The two supercomputers known as TianHe-1A and TianHe-2 are currently among the fastest around the world and are both run by Xeon processors from Intel. Nvidia also supplies chips for TianHe-1A .

Today, Intel and Nvidia are prohibited from selling their chips to the four centers in China that operates the gigantic machines .

The U.S. government is convinced that the supercomputers are mainly for the purpose of anticipating a situation with its power to download numbers and produce exact models of complicated environments like imitating weather or even nuclear explosions. This had implicated a threat since the four Chinese supercomputing centers , counting in the National University of Defense Technology in Changsha City were “ acting contrary to the national security …interests of the United States.” The U.S Department of Commerce suggests “

The Department of commerce had agreed with the conclusion on the two supercomputing center’s  main use yet the agency does not reveal how it came up that way. China has about 250 nuclear warheads while the United States has 1,642 and Russia has 1,643 .

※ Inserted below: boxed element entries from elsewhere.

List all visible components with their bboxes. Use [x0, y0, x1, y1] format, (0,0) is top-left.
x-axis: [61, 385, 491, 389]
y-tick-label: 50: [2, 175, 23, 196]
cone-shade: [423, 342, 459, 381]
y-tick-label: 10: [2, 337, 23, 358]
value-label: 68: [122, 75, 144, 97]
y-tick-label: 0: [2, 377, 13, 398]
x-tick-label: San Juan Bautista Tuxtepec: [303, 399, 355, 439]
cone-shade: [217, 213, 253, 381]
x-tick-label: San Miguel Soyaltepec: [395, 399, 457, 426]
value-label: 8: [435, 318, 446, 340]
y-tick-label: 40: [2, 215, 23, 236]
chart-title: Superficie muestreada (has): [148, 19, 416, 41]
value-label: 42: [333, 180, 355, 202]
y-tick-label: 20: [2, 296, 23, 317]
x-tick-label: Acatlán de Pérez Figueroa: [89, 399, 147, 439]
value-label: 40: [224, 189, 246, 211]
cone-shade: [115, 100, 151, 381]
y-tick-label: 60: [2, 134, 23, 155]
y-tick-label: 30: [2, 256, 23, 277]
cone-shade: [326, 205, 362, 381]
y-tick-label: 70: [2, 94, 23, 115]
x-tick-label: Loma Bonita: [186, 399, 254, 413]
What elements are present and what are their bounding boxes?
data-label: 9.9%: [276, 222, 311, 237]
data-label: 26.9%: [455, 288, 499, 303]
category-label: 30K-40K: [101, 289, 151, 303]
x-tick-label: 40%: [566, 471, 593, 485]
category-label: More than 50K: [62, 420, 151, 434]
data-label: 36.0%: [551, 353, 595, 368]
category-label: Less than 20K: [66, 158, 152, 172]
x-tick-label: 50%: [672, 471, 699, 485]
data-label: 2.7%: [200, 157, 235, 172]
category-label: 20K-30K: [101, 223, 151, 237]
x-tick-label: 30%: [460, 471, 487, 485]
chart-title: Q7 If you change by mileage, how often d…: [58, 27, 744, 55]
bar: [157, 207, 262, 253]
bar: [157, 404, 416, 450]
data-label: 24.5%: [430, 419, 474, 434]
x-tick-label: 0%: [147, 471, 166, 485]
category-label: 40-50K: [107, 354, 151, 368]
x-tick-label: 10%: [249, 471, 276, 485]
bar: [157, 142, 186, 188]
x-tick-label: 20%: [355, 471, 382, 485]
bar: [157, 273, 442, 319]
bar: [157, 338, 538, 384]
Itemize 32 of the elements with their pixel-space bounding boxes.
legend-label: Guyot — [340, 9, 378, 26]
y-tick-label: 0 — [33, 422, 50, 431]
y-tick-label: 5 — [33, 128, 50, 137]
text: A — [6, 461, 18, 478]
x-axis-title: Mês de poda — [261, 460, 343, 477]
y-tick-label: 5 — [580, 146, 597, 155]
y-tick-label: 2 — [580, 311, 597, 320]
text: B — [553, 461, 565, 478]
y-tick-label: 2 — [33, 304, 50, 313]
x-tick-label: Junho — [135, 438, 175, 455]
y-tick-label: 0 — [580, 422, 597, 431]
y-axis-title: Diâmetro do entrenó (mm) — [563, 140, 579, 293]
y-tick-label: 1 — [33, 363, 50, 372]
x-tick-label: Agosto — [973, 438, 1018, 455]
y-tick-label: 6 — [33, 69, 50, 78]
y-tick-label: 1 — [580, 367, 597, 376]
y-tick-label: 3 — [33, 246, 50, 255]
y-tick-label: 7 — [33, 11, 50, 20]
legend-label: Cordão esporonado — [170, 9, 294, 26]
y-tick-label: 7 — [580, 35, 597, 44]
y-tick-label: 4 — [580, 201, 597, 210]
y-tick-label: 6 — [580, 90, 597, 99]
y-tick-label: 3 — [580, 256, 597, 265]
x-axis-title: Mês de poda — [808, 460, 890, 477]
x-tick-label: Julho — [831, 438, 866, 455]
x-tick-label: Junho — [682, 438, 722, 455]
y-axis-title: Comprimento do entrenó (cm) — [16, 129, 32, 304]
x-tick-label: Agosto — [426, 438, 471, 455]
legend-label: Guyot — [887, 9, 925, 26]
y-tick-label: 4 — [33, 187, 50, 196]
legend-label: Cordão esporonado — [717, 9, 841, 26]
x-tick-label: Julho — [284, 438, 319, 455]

Any American company are now obliged to first apply for a special permit if they were to sell any products to the supercomputer  centers.

The federal rule was ordered in February. Intel and Nvidia made no comment regarding the issue but complied with the U.S. government . It is not determined if it could affect the sales on both companies since TianHe-2 houses 32,000 Intel Xeon E5 which is $48 million at retail prices , still they can sell their high-power computer chips to other places in China.

The Commerce Department is confident that buying chips through third parties is illegal making it impossible for those four supercomputing centers from acquiring the chips that way.